Completed in 1710, Louis XIV’s dazzling Chapelle royale de Versailles, polychromatic marble floor to soaring frescoed vault, is if not geographically then certainly a metaphorical world apart from the rather more down-to-earth Samuel Hall Currelly Gallery at Toronto’s Royal Ontario Museum. Repurposed and renovated in the early 2000s as a multi-functional special events venue, the former exhibition-cum-gathering space radiates purposefulness, an imposing LED-lit dinosaur skeleton and scattered showcases punctuating the otherwise understated setting.

Reprising its crossover Baroque concert offering, The Angel Speaks, premiered in Versailles in December 2018, Canada’s early opera ambassador-at-large, Opera Atelier, eagerly pushed beyond the limits of appointed time and place at ROM last Thursday night. Blending period performance with a distinctly contemporary approach to music and expression, singer-actors, dancers and ensemble players seamlessly partnered one another in an inspiring demonstration of theatrical kinship. The palpable religiosity so vividly apparent in the company’s original presentation of the intense, one-hour performance piece directed by Marshall Pynkoski, the overt transcendent values that flowed so freely in the charged Rococo milieu of the Chapel Royal, were, if not supplanted, then largely overwritten by a powerful sense of shared humanity.

Traversing successive selections by Henry Purcell in the first half of the program with a passing nod to William Boyce, singers Jesse Blumberg and Mireille Asselin joined by a compact corps of artists drawn from Atelier Ballet all masterfully supported by members of Tafelmusik enchanted in a gently eclectic program.

The need to compartmentalize music in the late 17th century was infinitely less compulsive than it is today. Secular and religious, the sacred and the profane, style and form frequently intertwined. Nimble craftsmen like Purcell invested their sacred works with all the drama and emotional rise and fall of a wholly theatrical experience. A deft hand at masque and opera, one of the very first native-born composers to write English music drama, Purcell forever kept at least one leg on the actorly side of the footlights. Airs like Music for a While, richly voiced by Blumberg by way of ROM concert prelude, and occasional songs on the order of See Nature Rejoicing, Asselin’s bright crystalline instrument topping Purcell’s courtly soprano-baritone duet, epitomize the composer’s ability to command attention. Songs of all sorts, theatre music, hymns and anthems, it was all music to Purcell’s ears. His devotees then and now adored it, the capacity Queen’s Park museum audience quite clearly no exception.

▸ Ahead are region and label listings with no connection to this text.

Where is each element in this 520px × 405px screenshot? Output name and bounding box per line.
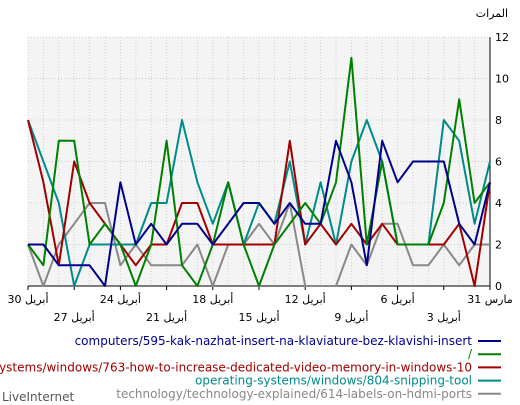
legend: computers/595-kak-nazhat-insert-na-klavi… — [0, 334, 501, 401]
x-tick-label: 3 أبريل — [427, 310, 461, 324]
y-axis-title: المرات — [476, 7, 508, 20]
y-tick-label: 12 — [495, 31, 509, 44]
y-axis-ticks: 0 2 4 6 8 10 12 — [495, 31, 509, 293]
legend-label: / — [468, 347, 473, 361]
x-tick-label: 9 أبريل — [334, 310, 368, 324]
x-tick-label: 24 أبريل — [100, 292, 141, 306]
y-tick-label: 10 — [495, 73, 509, 86]
y-tick-label: 0 — [495, 280, 502, 293]
x-tick-label: 30 أبريل — [7, 292, 48, 306]
y-tick-label: 4 — [495, 197, 502, 210]
legend-label: -systems/windows/763-how-to-increase-ded… — [0, 360, 472, 374]
series-line — [27, 56, 491, 287]
brand-label: LiveInternet — [2, 390, 74, 404]
series-lines — [27, 56, 491, 287]
legend-label: computers/595-kak-nazhat-insert-na-klavi… — [75, 334, 473, 348]
series-line — [28, 139, 491, 287]
x-tick-label: 21 أبريل — [146, 310, 187, 324]
y-tick-label: 6 — [495, 156, 502, 169]
y-tick-label: 8 — [495, 114, 502, 127]
legend-label: technology/technology-explained/614-labe… — [116, 387, 472, 401]
x-tick-label: 27 أبريل — [54, 310, 95, 324]
y-tick-label: 2 — [495, 239, 502, 252]
x-tick-label: 15 أبريل — [238, 310, 279, 324]
x-axis-ticks: 31 مارس 6 أبريل 12 أبريل 18 أبريل 24 أبريل 30… — [7, 286, 513, 324]
series-line — [27, 202, 490, 287]
x-tick-label: 31 مارس — [467, 293, 513, 306]
x-tick-label: 6 أبريل — [381, 292, 415, 306]
x-tick-label: 12 أبريل — [285, 292, 326, 306]
legend-label: operating-systems/windows/804-snipping-t… — [195, 374, 472, 388]
x-tick-label: 18 أبريل — [192, 292, 233, 306]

A pair of original compositions by Baroque/folk violinist Edwin Huizinga seized centre stage in part two of the evening. The first, a cantata entitled Annunciation, recently commissioned by Opera Atelier with text by metaphysical modernist poet Rainer Maria Rilke poignantly detailed the Archangel Gabriel’s sudden appearance before a fearful, ultimately wonderstruck Virgin. The news he bears is both startling and mysterious. Sung by Blumberg with exquisite intensity as the voice of the Angel, danced with stunning grace by choreographer/OA principal artist Tyler Gledhill as Gabriel witnessed in physical form, the encounter, as tenderly set by Huizinga, assumed inexpressibly poignant dimensions.

Leaping from the delicacy of the moment to the turmoil of Purcell’s The Blessed Virgin’s Expostulation, Asselin gifted us  with a particularly touching portrayal of the Madonna, simultaneously human and holy, fearful and exultant.

Huizinga’s 2017 inaugural work for Opera Atelier, Inception, a haunting divertimento for solo violin and dancer — Gledhill dynamic and ecstatic, Huizinga’s playing tinted with driving Celtic overtones — closed the chapter on the discrete trio of potent interrelated scenes.

Baroque dancers in motion, meticulously choreographed by Jeannette Lajeunesse Zingg, physical embodiments of all the persistent wonder and devotion implicit in music director David Falllis’ resonant programming, brought the concert to a close, Asselin’s glowing rendition of Purcell’s An Evening Hymn illuminating the hall. Peacefully playing at the head of the long, narrow space, Tafelmusik calmed the heart, Charlotte Nediger’s lovely chamber organ profoundly serene.

Spellbinding, captivating, The Angel Speaks spoke. As it has done so vibrantly so very many times before, Opera Atelier movingly articulated its unique artistic vision.